Ce n’est pas une bulle, c’est une cascade d’effets de levier. Des start-ups contractent des dettes pour construire des infrastructures d’IA, ce qui finance d’autres start-ups, le tout sur des espoirs de monétisation future qui ne se réaliseront peut-être jamais. On a déjà vu ça : les télécoms dans les années 2000, la crypto dans les années 2020. La différence ? Là, des États sont impliqués.
Les calculs énergétiques ne sont pas cohérents. Les GPU restent inactifs car les centres de données n’ont pas assez d’électricité. OpenAI a besoin d’une puissance énergétique à l’échelle du nucléaire. Si on ne résout pas la fusion ou si on ne refond pas le réseau, tout ça n’est qu’un feu d’artifice très coûteux.
Ils monopolisent les talents, la puissance de calcul et les données. Les petits acteurs ne peuvent pas rivaliser. Ce n’est pas de l’innovation, c’est de l’extraction. Et quand la bulle éclatera, qui reconstruira ? Probablement les mêmes monopoles, avec encore plus de pouvoir.
Ce n’est pas qu’une question d’économie. C’est une capture comportementale. Ils transforment notre manière de penser, d’écrire et d’interagir — via le spam, la coercition et les incitations — pour qu’on dépende finalement de l’IA pour des tâches basiques.
Vous ratez le coche. La dette n’est pas le risque, c’est le véhicule. Les initiés vendent leurs actions pendant que le récit fait monter l’actif. C’est comme ça qu’on transfère la richesse du public à l’élite.
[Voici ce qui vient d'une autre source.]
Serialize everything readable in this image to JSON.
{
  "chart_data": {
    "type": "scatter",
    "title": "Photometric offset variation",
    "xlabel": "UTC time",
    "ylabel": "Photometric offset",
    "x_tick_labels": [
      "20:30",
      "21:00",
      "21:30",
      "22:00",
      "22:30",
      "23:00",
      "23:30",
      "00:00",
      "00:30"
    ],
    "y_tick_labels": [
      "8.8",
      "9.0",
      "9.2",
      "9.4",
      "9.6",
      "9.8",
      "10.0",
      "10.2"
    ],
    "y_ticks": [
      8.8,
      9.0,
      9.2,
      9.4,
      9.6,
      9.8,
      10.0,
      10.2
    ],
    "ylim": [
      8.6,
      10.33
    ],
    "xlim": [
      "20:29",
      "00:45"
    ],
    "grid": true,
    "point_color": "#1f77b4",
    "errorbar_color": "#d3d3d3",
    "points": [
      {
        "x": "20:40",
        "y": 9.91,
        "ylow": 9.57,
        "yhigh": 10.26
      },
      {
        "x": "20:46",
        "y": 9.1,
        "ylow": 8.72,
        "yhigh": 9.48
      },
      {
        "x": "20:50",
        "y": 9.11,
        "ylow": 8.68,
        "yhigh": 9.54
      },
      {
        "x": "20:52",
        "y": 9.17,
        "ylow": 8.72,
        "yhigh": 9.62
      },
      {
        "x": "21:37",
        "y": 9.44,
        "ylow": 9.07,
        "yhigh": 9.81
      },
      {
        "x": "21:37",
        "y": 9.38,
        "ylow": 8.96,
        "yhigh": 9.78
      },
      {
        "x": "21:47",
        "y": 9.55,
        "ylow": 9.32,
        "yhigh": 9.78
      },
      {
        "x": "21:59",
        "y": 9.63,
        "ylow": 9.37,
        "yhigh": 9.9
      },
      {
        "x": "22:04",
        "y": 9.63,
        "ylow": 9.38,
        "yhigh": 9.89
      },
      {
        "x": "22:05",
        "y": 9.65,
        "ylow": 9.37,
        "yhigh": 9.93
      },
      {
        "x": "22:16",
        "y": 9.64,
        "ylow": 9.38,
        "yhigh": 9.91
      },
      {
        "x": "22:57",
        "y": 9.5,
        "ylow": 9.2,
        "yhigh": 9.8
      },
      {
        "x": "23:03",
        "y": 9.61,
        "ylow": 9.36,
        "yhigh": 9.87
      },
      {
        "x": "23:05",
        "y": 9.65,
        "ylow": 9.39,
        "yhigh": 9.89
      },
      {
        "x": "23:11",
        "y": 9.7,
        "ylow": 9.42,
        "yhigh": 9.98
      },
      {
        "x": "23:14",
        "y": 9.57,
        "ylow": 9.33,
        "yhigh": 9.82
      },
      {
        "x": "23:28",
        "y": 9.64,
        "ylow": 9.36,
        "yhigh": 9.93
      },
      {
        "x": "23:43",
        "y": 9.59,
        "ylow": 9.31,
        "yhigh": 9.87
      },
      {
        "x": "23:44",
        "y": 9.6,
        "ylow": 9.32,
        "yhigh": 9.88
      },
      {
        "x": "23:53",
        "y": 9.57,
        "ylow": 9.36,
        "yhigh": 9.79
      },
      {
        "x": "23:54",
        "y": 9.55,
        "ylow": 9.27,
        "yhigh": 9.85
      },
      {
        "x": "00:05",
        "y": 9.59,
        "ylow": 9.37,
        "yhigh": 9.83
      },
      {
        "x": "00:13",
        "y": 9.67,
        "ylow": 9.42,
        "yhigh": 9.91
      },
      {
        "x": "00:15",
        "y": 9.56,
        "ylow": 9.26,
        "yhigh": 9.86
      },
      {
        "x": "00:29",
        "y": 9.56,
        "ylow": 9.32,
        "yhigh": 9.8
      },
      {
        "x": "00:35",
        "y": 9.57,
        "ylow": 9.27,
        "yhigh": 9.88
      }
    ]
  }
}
Exactement — tout le monde traite ça comme un jeu de valorisation, pas une entreprise. Mais quand le récit s’effondrera, le pouvoir reviendra aux régulateurs et au public.
J’ai acheté 500 dollars de NVDA l’année dernière en pensant entrer tôt. Maintenant, j’ai peur de vendre. On se sent comme un joueur, pas un investisseur.
Le vrai goulot d’étranglement n’est ni le capital ni la dette. C’est l’eau. Les centres de données d’IA consomment plus d’eau que certaines villes entières. Personne n’en parle, mais la sécheresse pourrait tuer ce boom plus vite qu’un krach boursier.